External quality assurance (EQA)

In addition to local data collection and monitoring for internal quality control, external mechanisms provide valuable information regarding quality and peer comparisons and also serve as an educational tool.

In the UK, quality assurance of laboratory techniques is organized on a national basis. It is a system of peer review and registration with appropriate approved schemes. The non-profit-making National External Quality Assurance Scheme (NEQAS) organizes programs for histochemistry and immunohistochemistry. The UK quality assurance schemes were started by members of the profession in order to establish quality standards within histopathology. Registration with the schemes is now a requirement for accreditation. The quality assurance process is based on peer review of the stained sections submitted by participating laboratories. There are also medical quality assurance schemes for pathologists which cover many of the sub-specialties of histopathology. The quality assurance schemes currently used in the UK are coordinated under the auspices of UK NEQAS. Within this organization there are two individual schemes for histopathology, NEQAS for immunohistochemistry and NEQAS for cellular pathology techniques.

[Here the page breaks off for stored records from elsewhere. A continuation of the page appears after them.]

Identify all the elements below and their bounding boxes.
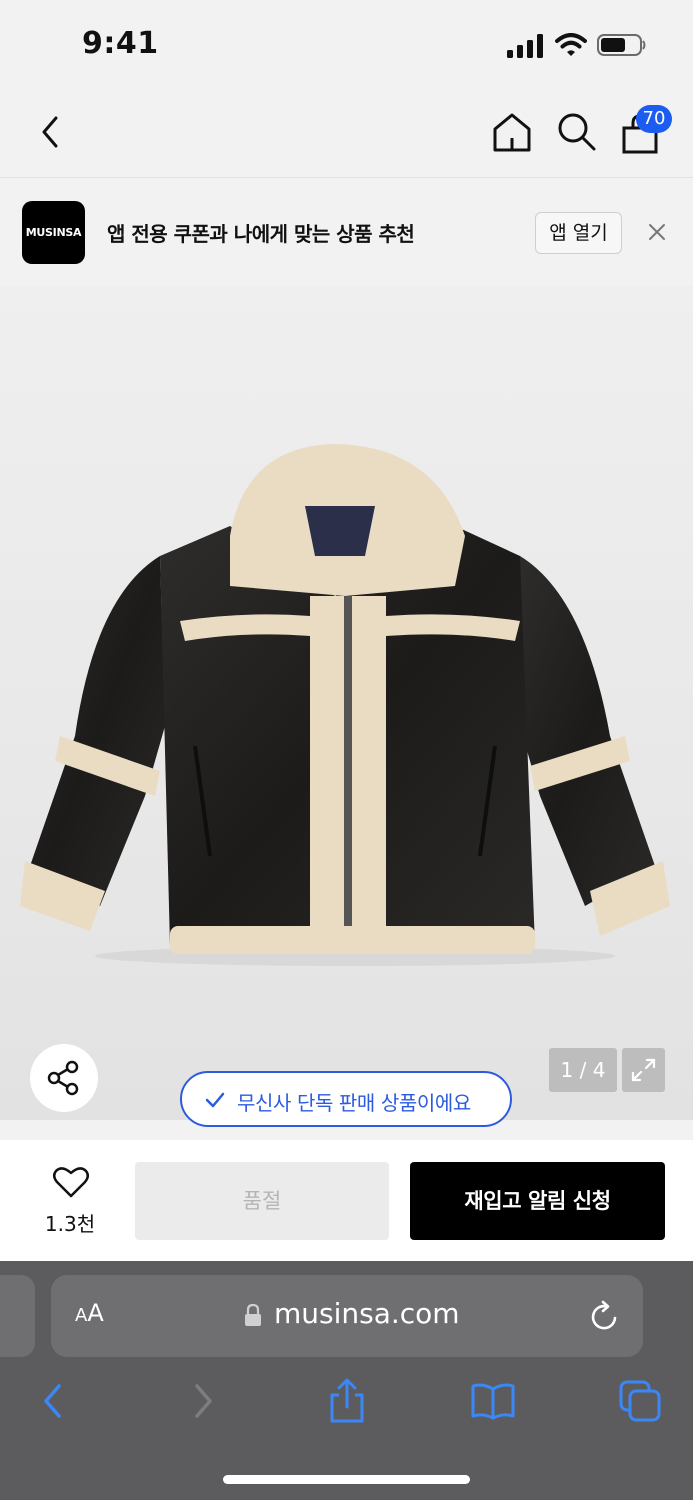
like-count: 1.3천 [44, 1212, 96, 1236]
banner-message: 앱 전용 쿠폰과 나에게 맞는 상품 추천 [107, 222, 415, 246]
home-icon[interactable] [490, 110, 534, 154]
page-settings-button[interactable]: AA [75, 1299, 104, 1327]
page: 9:41 70 MUSINSA 앱 전용 쿠폰과 나에게 맞는 상품 추천 앱 … [0, 0, 693, 1500]
heart-icon[interactable] [52, 1165, 90, 1199]
restock-alert-button[interactable]: 재입고 알림 신청 [410, 1162, 665, 1240]
open-app-button[interactable]: 앱 열기 [535, 212, 622, 254]
product-photo-shearling-jacket [20, 444, 670, 966]
cellular-signal-icon [507, 34, 543, 58]
search-icon[interactable] [556, 110, 598, 154]
purchase-action-bar: 1.3천 품절 재입고 알림 신청 [0, 1140, 693, 1261]
bookmarks-icon[interactable] [470, 1381, 516, 1421]
battery-icon [597, 34, 646, 56]
address-bar[interactable]: AA musinsa.com [51, 1275, 643, 1357]
exclusive-sale-badge: 무신사 단독 판매 상품이에요 [180, 1071, 512, 1127]
top-nav-bar [0, 90, 693, 178]
lock-icon [245, 1303, 261, 1326]
product-image-gallery[interactable]: 1 / 4 무신사 단독 판매 상품이에요 [0, 286, 693, 1127]
url-text: musinsa.com [274, 1297, 460, 1330]
wifi-icon [555, 33, 587, 56]
expand-image-button[interactable] [622, 1048, 665, 1092]
home-indicator [223, 1475, 470, 1484]
aa-big-letter: A [87, 1299, 104, 1327]
previous-tab-edge[interactable] [0, 1275, 35, 1357]
cart-count-badge: 70 [636, 105, 672, 133]
browser-back-icon[interactable] [38, 1381, 68, 1421]
check-icon [205, 1092, 225, 1108]
status-time: 9:41 [82, 26, 159, 61]
close-icon[interactable] [645, 220, 669, 244]
app-install-banner: MUSINSA 앱 전용 쿠폰과 나에게 맞는 상품 추천 앱 열기 [0, 180, 693, 286]
image-counter: 1 / 4 [549, 1048, 617, 1092]
soldout-button: 품절 [135, 1162, 389, 1240]
tabs-icon[interactable] [618, 1379, 662, 1423]
browser-share-icon[interactable] [326, 1377, 368, 1425]
back-chevron-icon[interactable] [34, 112, 68, 152]
exclusive-sale-text: 무신사 단독 판매 상품이에요 [237, 1091, 471, 1115]
browser-toolbar: AA musinsa.com [0, 1261, 693, 1500]
share-button[interactable] [30, 1044, 98, 1112]
status-bar: 9:41 [0, 0, 693, 90]
browser-forward-icon[interactable] [188, 1381, 218, 1421]
expand-icon [631, 1058, 656, 1082]
aa-small-letter: A [75, 1305, 88, 1326]
share-icon [47, 1060, 79, 1096]
musinsa-logo: MUSINSA [22, 201, 85, 264]
reload-icon[interactable] [589, 1299, 621, 1333]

The immunohistochemistry scheme gives participants the option to be assessed on general antibody panels or more specialist laboratories may choose to participate only in their specific areas. The cellular pathology scheme is subdivided into general, veterinary and neuropathology.

In the USA, the National Society of Histotechnology (NSH) in partnership with the College of American Pathologists (CAP) created the Histology Quality Improvement Program (HistoQIP). This quality assurance system scores each slide, assessing the fixation, processing, embedding, microtomy, staining and coverslipping for routine H&E slides, special stains and immunohistochemistry. Participants receive an evaluation specific to their laboratory, an educational critique and a participant summary report which includes peer comparison data, performance benchmarking data and information regarding best-performing procedures and techniques. Additionally, CAP establishes national surveys for immunohistochemistry.

Accreditation standards require that action is taken by poor performers to improve the quality of their preparations. Most schemes offer expert assistance and advice to laboratories which fall below the defined acceptable score.

Process improvement

This is the system which is used proactively to approach and identify opportunities to improve quality before problems occur. It operates through evaluation and audit of all systems and processes in the laboratory. The goal is to improve care and safety for patients and staff through recognition of potential problems and errors before they can occur. Good managers realize that failures, errors and problems are often due to the system processes, and not necessarily the fault of the employee(s).

Regular and thorough auditing of the many components of the laboratory’s quality management system and performance should be mapped against accreditation standards. This will help highlight any problem areas. Feedback from users provides useful information when evaluating the effectiveness and quality of the service. Any criticism received may prompt an unscheduled audit of that part of the system.

Continuous Quality Improvement (CQI) should include auditing of the laboratory’s procedures against, not only accreditation standards, but also those of the host organization/other services. Any audit findings which show that the laboratory’s processes are not adequate should result in corrective actions. These audit findings may also highlight opportunities for improvements in processes, documentation, staff training, or monitoring aspects of competence. Any corrective actions required should be completed as soon as possible so that services can be improved and brought up to the correct standard quickly. CQI is a continuous cycle of audit and assessment of the service. If not monitored regularly, quality standards can slip as staff, equipment and reagents change. It is useful for the manager to establish an audit calendar to ensure that all areas are audited regularly, paying particular attention to ‘problem areas’.